「で……。そこはこの公式を使って……うん。そうそう……」


あたしは今、数学の個人レッスン中。

先生はもちろん大輔君。

大輔君の教え方ってすごく丁寧でわかりやすい。

はっきりいって、田中先生より上手いんじゃないか?

なんて思ってしまう。



「わーい! できたー!」


あたしはノートを掲げて体全体で喜ぶ。

大輔君のおかげであっという間に問題を全てクリアできた。


「よく頑張りました」


なんて言いながら、あたしの頭を撫でてくれる大輔君。

うっ……。

大輔君て、頭触るのクセなのかなぁ……。

こういうのに慣れていないあたしは、そんな些細な行動にもいちいち反応して顔が赤くなってしまう。

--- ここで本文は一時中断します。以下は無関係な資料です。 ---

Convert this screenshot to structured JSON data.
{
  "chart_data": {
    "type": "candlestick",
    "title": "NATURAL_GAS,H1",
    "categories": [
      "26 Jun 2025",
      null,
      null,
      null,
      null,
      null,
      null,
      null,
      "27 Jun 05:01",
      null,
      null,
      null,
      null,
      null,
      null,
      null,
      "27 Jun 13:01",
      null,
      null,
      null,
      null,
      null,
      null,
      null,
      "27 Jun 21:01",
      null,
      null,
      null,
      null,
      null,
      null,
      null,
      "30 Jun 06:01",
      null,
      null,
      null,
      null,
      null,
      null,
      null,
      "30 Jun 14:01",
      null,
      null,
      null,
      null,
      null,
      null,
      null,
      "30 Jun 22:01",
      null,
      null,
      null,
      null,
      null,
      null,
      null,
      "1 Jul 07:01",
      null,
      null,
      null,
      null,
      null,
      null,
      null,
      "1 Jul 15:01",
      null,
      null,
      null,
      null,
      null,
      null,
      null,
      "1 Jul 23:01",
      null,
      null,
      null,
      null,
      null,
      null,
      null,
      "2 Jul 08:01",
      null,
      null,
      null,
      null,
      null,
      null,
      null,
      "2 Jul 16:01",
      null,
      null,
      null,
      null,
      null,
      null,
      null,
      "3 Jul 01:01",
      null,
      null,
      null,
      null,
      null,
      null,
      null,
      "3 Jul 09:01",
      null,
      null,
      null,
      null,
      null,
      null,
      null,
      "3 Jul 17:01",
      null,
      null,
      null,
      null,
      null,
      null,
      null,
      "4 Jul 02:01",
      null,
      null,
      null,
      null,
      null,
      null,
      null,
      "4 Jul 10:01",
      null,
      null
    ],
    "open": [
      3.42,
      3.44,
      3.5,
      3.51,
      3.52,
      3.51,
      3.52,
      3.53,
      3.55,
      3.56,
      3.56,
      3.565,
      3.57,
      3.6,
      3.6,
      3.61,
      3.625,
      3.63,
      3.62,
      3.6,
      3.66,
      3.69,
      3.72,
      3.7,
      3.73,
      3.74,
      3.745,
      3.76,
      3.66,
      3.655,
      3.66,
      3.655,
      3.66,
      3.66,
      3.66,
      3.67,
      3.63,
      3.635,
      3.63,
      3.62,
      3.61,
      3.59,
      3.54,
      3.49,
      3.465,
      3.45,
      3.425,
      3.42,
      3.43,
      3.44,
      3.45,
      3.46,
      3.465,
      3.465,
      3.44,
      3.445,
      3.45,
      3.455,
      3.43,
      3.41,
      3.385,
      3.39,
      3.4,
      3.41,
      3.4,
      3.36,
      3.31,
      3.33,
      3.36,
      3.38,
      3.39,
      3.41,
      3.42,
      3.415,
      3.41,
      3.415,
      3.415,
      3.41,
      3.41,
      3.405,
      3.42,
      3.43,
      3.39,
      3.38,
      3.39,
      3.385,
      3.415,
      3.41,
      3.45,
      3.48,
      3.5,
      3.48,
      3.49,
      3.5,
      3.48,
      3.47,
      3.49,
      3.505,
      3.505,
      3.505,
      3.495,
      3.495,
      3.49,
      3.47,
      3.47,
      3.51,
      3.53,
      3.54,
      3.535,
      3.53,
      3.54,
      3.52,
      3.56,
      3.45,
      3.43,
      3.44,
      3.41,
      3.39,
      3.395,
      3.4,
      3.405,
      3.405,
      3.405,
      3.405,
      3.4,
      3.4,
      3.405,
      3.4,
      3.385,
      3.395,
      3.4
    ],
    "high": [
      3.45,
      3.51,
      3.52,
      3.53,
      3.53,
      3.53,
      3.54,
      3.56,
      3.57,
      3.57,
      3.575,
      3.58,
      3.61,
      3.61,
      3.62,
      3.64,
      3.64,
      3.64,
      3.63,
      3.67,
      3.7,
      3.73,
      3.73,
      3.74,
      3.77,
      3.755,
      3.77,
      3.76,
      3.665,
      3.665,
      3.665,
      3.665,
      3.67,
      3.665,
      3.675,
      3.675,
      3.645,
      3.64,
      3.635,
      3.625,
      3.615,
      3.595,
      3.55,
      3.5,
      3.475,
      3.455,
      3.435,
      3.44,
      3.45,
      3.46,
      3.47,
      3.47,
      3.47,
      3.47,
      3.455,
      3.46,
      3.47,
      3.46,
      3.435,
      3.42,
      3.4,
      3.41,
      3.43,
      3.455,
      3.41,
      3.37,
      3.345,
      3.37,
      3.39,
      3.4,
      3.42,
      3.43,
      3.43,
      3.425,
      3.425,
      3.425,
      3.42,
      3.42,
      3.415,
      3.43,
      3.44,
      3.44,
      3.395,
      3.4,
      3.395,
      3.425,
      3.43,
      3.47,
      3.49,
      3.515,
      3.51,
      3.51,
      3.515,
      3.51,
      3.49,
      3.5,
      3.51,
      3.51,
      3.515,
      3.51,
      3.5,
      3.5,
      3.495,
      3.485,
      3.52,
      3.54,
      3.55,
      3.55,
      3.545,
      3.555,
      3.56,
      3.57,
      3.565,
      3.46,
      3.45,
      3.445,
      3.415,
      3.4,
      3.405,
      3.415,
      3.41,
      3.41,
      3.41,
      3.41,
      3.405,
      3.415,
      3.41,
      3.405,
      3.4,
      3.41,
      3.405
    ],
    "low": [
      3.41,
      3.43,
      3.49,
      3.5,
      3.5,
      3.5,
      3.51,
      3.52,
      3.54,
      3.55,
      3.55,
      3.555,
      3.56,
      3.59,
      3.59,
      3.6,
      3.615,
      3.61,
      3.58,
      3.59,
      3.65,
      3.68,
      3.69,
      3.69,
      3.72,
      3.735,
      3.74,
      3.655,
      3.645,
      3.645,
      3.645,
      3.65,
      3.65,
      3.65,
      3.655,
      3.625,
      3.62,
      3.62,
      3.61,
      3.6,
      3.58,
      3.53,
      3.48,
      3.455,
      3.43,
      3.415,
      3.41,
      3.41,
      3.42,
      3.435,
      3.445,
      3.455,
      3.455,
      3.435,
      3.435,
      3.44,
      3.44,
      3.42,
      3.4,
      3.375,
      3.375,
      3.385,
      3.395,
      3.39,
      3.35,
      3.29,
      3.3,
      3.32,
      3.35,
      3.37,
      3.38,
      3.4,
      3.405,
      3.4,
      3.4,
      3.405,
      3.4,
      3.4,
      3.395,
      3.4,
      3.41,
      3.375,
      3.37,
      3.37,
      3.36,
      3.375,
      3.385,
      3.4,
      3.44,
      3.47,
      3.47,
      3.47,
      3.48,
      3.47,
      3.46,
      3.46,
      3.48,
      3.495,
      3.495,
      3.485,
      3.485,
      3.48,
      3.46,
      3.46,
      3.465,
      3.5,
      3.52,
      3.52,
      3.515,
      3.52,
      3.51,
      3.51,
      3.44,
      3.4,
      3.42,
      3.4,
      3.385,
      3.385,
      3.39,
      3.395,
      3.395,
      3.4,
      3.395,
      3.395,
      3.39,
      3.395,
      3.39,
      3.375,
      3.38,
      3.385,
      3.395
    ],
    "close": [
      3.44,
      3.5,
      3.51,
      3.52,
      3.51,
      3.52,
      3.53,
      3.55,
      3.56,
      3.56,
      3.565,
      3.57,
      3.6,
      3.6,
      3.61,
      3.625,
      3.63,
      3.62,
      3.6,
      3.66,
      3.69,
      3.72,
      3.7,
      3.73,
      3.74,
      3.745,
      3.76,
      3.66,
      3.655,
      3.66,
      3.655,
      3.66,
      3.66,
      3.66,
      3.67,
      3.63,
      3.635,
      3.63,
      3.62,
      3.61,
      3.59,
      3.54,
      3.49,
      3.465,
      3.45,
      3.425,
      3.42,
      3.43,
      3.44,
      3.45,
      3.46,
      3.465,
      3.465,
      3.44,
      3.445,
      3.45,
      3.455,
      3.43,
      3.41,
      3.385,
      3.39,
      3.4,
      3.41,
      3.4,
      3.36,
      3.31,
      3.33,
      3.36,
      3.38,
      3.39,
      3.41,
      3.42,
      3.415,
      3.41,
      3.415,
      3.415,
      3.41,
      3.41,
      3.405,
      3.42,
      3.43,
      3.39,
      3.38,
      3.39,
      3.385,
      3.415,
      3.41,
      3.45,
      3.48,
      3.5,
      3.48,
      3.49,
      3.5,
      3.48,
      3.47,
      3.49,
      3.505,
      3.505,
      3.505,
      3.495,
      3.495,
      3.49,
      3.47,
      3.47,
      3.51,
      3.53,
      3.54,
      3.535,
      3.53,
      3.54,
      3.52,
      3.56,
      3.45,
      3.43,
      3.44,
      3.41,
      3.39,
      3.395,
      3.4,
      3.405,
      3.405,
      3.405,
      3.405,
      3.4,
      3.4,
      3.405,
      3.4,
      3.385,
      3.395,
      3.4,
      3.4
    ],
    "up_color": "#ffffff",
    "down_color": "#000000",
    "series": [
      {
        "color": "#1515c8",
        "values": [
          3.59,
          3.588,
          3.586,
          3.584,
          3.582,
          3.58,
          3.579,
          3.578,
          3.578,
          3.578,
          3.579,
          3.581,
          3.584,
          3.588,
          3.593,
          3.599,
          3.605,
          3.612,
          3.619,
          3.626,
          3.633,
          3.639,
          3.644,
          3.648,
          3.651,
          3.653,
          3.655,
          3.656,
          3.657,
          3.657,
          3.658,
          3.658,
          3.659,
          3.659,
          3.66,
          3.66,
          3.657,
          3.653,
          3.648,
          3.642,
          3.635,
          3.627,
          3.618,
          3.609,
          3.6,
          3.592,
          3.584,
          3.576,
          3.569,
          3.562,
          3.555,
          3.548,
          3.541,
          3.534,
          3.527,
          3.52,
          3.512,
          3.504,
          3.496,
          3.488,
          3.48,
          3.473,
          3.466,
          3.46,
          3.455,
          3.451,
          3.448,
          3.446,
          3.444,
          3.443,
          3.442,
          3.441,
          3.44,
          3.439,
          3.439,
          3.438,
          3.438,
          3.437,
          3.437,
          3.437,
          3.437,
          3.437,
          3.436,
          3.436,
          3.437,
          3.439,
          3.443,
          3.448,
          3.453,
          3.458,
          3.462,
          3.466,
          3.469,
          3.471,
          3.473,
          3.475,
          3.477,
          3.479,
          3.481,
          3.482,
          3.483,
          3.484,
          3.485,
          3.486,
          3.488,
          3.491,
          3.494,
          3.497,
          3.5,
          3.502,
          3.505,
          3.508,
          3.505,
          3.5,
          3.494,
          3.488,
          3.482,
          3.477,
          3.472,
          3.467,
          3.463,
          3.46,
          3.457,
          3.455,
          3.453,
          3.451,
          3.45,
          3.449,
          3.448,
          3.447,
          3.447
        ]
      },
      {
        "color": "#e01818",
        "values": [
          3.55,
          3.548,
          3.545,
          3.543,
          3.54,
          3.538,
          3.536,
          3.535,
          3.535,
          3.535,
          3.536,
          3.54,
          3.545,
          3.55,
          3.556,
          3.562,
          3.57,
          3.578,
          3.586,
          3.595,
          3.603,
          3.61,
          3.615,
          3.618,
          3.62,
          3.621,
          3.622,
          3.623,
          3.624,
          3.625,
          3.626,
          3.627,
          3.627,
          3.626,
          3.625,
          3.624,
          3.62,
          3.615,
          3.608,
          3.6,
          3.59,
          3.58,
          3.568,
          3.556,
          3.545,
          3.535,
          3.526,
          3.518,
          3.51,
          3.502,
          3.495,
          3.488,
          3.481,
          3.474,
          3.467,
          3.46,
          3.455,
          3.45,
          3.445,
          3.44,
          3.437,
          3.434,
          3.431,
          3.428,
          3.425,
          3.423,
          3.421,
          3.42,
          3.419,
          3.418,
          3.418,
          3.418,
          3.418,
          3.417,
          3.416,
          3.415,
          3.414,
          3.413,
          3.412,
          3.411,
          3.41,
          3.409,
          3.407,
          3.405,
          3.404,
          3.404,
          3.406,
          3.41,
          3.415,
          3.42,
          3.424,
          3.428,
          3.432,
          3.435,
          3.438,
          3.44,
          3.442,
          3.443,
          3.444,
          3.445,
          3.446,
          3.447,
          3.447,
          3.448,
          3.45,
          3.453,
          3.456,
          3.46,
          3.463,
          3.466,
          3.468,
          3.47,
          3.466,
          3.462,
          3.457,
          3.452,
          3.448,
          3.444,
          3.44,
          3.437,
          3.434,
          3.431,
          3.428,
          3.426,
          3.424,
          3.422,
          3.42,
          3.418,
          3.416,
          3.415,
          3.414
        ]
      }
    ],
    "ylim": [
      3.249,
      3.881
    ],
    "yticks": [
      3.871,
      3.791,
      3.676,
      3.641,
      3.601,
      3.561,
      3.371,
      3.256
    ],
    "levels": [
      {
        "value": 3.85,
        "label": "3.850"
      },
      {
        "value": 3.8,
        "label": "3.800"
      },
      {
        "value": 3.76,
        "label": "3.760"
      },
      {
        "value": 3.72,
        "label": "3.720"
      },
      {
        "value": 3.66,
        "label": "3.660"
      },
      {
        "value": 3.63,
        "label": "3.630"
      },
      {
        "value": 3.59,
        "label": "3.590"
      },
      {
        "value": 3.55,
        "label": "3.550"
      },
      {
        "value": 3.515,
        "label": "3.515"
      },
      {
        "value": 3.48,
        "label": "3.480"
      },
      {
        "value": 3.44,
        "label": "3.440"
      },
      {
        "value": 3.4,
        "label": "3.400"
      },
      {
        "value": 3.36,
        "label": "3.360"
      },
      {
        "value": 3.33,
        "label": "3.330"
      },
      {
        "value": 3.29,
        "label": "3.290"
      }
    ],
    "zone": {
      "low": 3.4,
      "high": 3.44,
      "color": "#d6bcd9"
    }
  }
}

「ありがとう。大輔君って教えるの上手だよねー。先生になれるよ!」


「ははは……。だって、オレ先生だもん」


「え? そうなんだ?」


「うん。バイトね。カテキョやってんの」


「家庭教師……」



その言葉にあたしの妄想アンテナが動き出す。

きゃぁああ。

もしもよ?

こんな素敵な人が家庭教師だったら……。

家庭教師と教え子の恋かぁ……。


あ……だめ。

想像しただけでクラクラしちゃう。